Along came Sunday night with nothing to do, so I started wallpapering the front parlor.  (One lonely little strip of paper has been hanging there since May.)  White Trash Bob and I had a discussion last week about which to do first, the paper or the picture rail, and he finally convinced me that it'd be easier to do the paper first.  I am stubborn; WTB is persistent when he's right.  It was quite a discussion and included much waving about of arms. 

Which brings us to today, in which I finished caulking almost all the clapboards on the east side of the house.  Annnd, when it got too chilly outside to be spreading caulk around with wet hands I came inside and hung up a few strips of the trellis wallpaper that goes in the space between the ceiling and the (future) picture rail.  After supper, I plan to hang up more wallpaper.

So I have not one, but two projects going on at the same time.  One outside; one inside.  Do y'all realize what this means?  It means that really and truly, at least for now, my house-loathing is over.  I went to bed last night sore and tired but happier than I've been in weeks because I got something important accomplished on the house.  Wait.  Make that two important somethings.  My house mojo has returned--and better yet, I have returned!  I feel more like myself than I have in a long time.  Hallelujah! 

The Thing Which Scares Me

I passed up a road-trip to St. Louis this weekend.  Supper on The Hill.  A hockey game.  Hilarity with a long-time friend.  Why?  So I could work on my house.  I think I got my house mojo back, what do y'all think? 

So today (after a very long nap, of course) I went right out there, leaned a ladder against the house, dragged a broom, a rake, and a trowel up the ladder with me, and went up on the roof.  Bravely, I might add.  (Y'all must recall my well-documented fear of heights.)  I attacked the giant pile of leaves and sticks that had accumulated up there, scooped about a bushel of pecans out of my gutters, and then...and then...I had to face getting back down the ladder.  Yikes. 

Eleanor Roosevelt once said, "Do one thing every day which scares you."  Yeah, well.  With all due respect to Miz Roosevelt, she never had to deal with this schidt.  There's a reason why we've never seen photos of ol' Eleanor up on a roof.  She did a lot of amazing and inspirational things in her life, but I bet she never walked around on the roof of her house with a phone in her bra trying to psych herself up to climb back down that ladder. 

Help arrives.
And when I finally did scoot to the edge of the roof (backwards, at that) and put one foot on a rung of the ladder, it went a little sideways and screeched along the gutter for two or three inches.  Or maybe that was me screeching.  Anyway, to put it like my bestie Sharon would, "I was a-scared."  I scrabbled back up onto the roof.  And then it occurred to me:  No one knows I'm up here.  I broke the South Street Rule.  And since nobody knows I'm up here, I better hope someone's available to come over and hold the ladder for me while I climb down it, or it's gonna be an extremely long night.  Fortunately, someone was.  My beloved son, Dylan, who's home from work recovering from minor surgery to his wrist. 
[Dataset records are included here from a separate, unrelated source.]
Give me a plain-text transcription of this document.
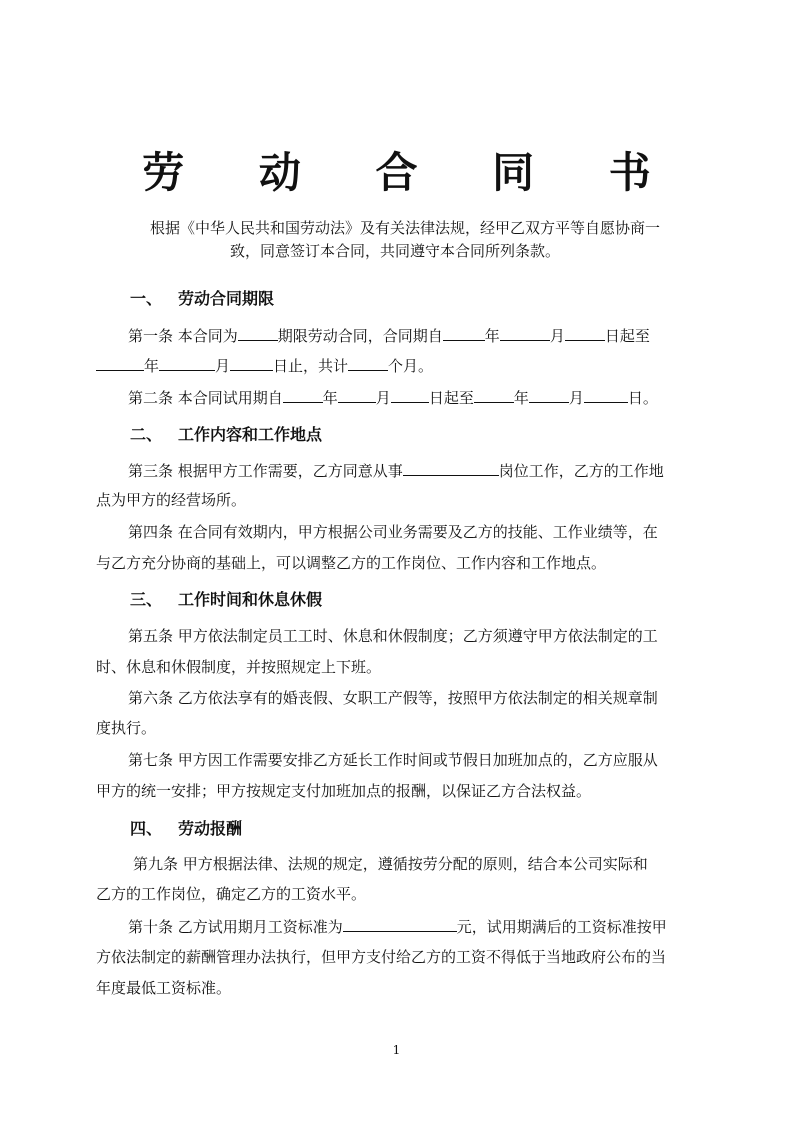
劳 动 合 同 书
根据《中华人民共和国劳动法》及有关法律法规，经甲乙双方平等自愿协商一
致，同意签订本合同，共同遵守本合同所列条款。
一、 劳动合同期限
第一条 本合同为	期限劳动合同，合同期自	年	月	日起至
年	月	日止，共计	个月。
第二条 本合同试用期自	年	月	日起至	年	月	日。
二、 工作内容和工作地点
第三条 根据甲方工作需要，乙方同意从事	岗位工作，乙方的工作地
点为甲方的经营场所。
第四条 在合同有效期内，甲方根据公司业务需要及乙方的技能、工作业绩等，在
与乙方充分协商的基础上，可以调整乙方的工作岗位、工作内容和工作地点。
三、 工作时间和休息休假
第五条 甲方依法制定员工工时、休息和休假制度；乙方须遵守甲方依法制定的工
时、休息和休假制度，并按照规定上下班。
第六条 乙方依法享有的婚丧假、女职工产假等，按照甲方依法制定的相关规章制
度执行。
第七条 甲方因工作需要安排乙方延长工作时间或节假日加班加点的，乙方应服从
甲方的统一安排；甲方按规定支付加班加点的报酬，以保证乙方合法权益。
四、 劳动报酬
第九条 甲方根据法律、法规的规定，遵循按劳分配的原则，结合本公司实际和
乙方的工作岗位，确定乙方的工资水平。
第十条 乙方试用期月工资标准为	元，试用期满后的工资标准按甲
方依法制定的薪酬管理办法执行，但甲方支付给乙方的工资不得低于当地政府公布的当
年度最低工资标准。
1
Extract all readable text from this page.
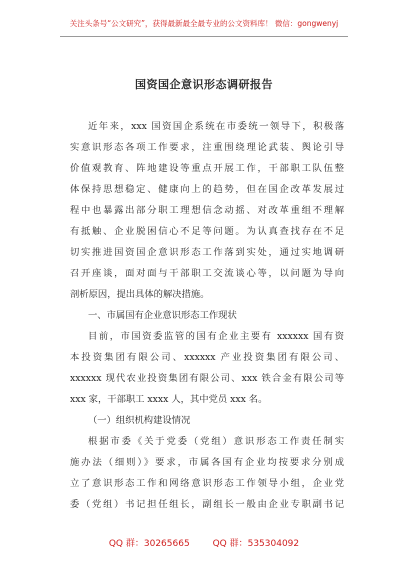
关注头条号“公文研究”，获得最新最全最专业的公文资料库！ 微信：gongwenyj
国资国企意识形态调研报告
近年来，xxx 国资国企系统在市委统一领导下，积极落
实意识形态各项工作要求，注重围绕理论武装、舆论引导
价值观教育、阵地建设等重点开展工作，干部职工队伍整
体保持思想稳定、健康向上的趋势，但在国企改革发展过
程中也暴露出部分职工理想信念动摇、对改革重组不理解
有抵触、企业脱困信心不足等问题。为认真查找存在不足
切实推进国资国企意识形态工作落到实处，通过实地调研
召开座谈，面对面与干部职工交流谈心等，以问题为导向
剖析原因，提出具体的解决措施。
一、市属国有企业意识形态工作现状
目前，市国资委监管的国有企业主要有 xxxxxx 国有资
本投资集团有限公司、xxxxxx 产业投资集团有限公司、
xxxxxx 现代农业投资集团有限公司、xxx 铁合金有限公司等
xxx 家，干部职工 xxxx 人，其中党员 xxx 名。
（一）组织机构建设情况
根据市委《关于党委（党组）意识形态工作责任制实
施办法（细则）》要求，市属各国有企业均按要求分别成
立了意识形态工作和网络意识形态工作领导小组，企业党
委（党组）书记担任组长，副组长一般由企业专职副书记
QQ 群：30265665	QQ 群：535304092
Let's see...climbing up the ladder and then back down...I surely think that counts as two scary things, so I'm good for tomorrow.  No need to be a risk-taker tomorrow.  Tomorrow I'll just scrape and caulk.  Safely.  No climbing about on top of the house.

If you follow me on Twitter, then you already saw that pic and read about my other shenanigans.  If you don't follow me, I'd sure like it if you did.  You can click on "join the conversation" on the Twitter badge to the right, or on the highlighted word "Twitter" in this paragraph.  Thanks, y'all. 

The Caulky House

Seriously, after the past couple of days I'm thinking this place is more The Caulky House than The Kelly House...
The before-and-during shot...Curling paint to the right, halfway down; nicely-scraped paint above and below that; and then allllll that caulk.  Work pauses until Saturday.